At Insights London, our annual client conference for EMEA, over 200 corporate customers and representatives from all major global banks attended a panel discussion on ‘Innovations in Corporate Liquidity Management and the Effects on Banks’. Fundtech panellist Ifor Williams, outlined the growth of e-invoicing in Europe and how potential barriers to adoption, such as compliance and standards are quickly being combated to help banks to offer e-invoicing services to their corporate customers.
When asked the question ‘If you could easily send an e-invoice as a request for payment to any of your customers through your bank network, would you be more likely to use e-invoicing?” 85% of corporates said they would be more likely to adopt E-invoicing if their banks supported it.
A very interesting result indeed. Banks are actually very good at providing reliable, scalable, efficient global transactional services so why limit these services to payment transactions when corporates expect more?. Despite the turmoil within the industry, corporates are still more likely to entrust core services like e-Invoicing to recognised bank brands than unrecognised third party suppliers.

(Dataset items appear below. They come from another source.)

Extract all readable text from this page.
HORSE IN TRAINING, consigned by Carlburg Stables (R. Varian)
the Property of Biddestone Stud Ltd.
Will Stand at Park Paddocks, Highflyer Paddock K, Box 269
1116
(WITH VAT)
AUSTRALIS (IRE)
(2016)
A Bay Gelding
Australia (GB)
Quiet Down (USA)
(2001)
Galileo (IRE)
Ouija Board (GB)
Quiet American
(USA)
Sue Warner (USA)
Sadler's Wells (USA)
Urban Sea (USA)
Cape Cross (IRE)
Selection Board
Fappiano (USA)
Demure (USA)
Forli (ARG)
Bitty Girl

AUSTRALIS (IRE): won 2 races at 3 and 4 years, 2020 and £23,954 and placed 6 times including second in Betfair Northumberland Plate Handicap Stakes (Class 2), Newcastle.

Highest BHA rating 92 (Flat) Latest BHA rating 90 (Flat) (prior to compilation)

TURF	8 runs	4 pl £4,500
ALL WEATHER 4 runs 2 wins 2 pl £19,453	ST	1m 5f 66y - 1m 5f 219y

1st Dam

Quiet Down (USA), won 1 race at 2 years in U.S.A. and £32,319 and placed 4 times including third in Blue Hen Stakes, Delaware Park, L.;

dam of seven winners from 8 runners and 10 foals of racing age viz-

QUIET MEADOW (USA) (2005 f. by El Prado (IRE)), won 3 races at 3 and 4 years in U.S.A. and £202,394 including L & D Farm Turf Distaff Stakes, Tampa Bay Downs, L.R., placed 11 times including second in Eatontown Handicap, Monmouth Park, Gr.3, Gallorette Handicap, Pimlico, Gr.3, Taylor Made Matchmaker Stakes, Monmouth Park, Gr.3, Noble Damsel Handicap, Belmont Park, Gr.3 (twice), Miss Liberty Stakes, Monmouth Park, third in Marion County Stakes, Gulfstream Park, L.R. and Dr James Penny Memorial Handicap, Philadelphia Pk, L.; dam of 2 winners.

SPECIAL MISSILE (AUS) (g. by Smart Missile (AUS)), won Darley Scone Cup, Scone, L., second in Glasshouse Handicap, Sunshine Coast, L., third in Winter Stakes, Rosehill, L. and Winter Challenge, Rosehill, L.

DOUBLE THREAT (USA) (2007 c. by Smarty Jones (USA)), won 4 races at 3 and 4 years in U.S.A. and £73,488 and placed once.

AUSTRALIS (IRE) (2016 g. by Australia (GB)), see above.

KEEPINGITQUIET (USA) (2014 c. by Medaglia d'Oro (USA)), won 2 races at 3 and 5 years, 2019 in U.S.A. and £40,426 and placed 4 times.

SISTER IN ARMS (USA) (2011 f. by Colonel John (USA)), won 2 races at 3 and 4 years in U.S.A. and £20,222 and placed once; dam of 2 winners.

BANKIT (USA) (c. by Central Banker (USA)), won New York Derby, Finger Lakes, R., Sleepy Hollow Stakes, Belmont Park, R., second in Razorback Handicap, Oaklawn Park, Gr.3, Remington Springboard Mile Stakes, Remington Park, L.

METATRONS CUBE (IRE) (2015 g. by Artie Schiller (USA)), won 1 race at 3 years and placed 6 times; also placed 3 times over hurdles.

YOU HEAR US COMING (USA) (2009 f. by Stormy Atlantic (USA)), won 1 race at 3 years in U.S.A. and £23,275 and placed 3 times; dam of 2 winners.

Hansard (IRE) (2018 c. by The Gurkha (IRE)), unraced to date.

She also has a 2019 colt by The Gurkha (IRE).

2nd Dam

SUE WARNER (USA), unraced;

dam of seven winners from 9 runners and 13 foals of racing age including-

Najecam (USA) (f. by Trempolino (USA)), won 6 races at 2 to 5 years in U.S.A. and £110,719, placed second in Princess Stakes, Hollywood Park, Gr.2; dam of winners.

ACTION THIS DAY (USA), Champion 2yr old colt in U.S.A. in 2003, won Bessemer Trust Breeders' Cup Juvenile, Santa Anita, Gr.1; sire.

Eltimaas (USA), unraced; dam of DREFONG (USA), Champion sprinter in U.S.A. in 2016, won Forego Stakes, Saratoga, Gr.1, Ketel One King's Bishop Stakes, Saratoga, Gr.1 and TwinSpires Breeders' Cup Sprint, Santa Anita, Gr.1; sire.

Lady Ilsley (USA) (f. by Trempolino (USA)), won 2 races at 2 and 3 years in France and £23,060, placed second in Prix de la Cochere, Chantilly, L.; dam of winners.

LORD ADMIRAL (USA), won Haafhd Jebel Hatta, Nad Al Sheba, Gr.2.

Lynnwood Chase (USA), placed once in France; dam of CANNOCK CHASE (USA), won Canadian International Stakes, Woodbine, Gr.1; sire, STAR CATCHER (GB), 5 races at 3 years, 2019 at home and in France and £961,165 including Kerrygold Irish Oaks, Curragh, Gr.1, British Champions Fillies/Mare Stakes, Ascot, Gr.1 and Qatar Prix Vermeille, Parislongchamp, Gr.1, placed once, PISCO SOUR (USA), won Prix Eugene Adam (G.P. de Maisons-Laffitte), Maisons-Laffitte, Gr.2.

Providing E-Invoicing capitalises brand recognition and the increased utility of bank services further cements customer loyalty.
The message for banks that they should be supporting their corporate client’s electronic invoicing requirements, especially SMEs seems to be getting through. When asked “Do you provide, or plan to provide e-invoicing services to you corporate customers,” 40% of banks in the audience said that they are planning to offer these services.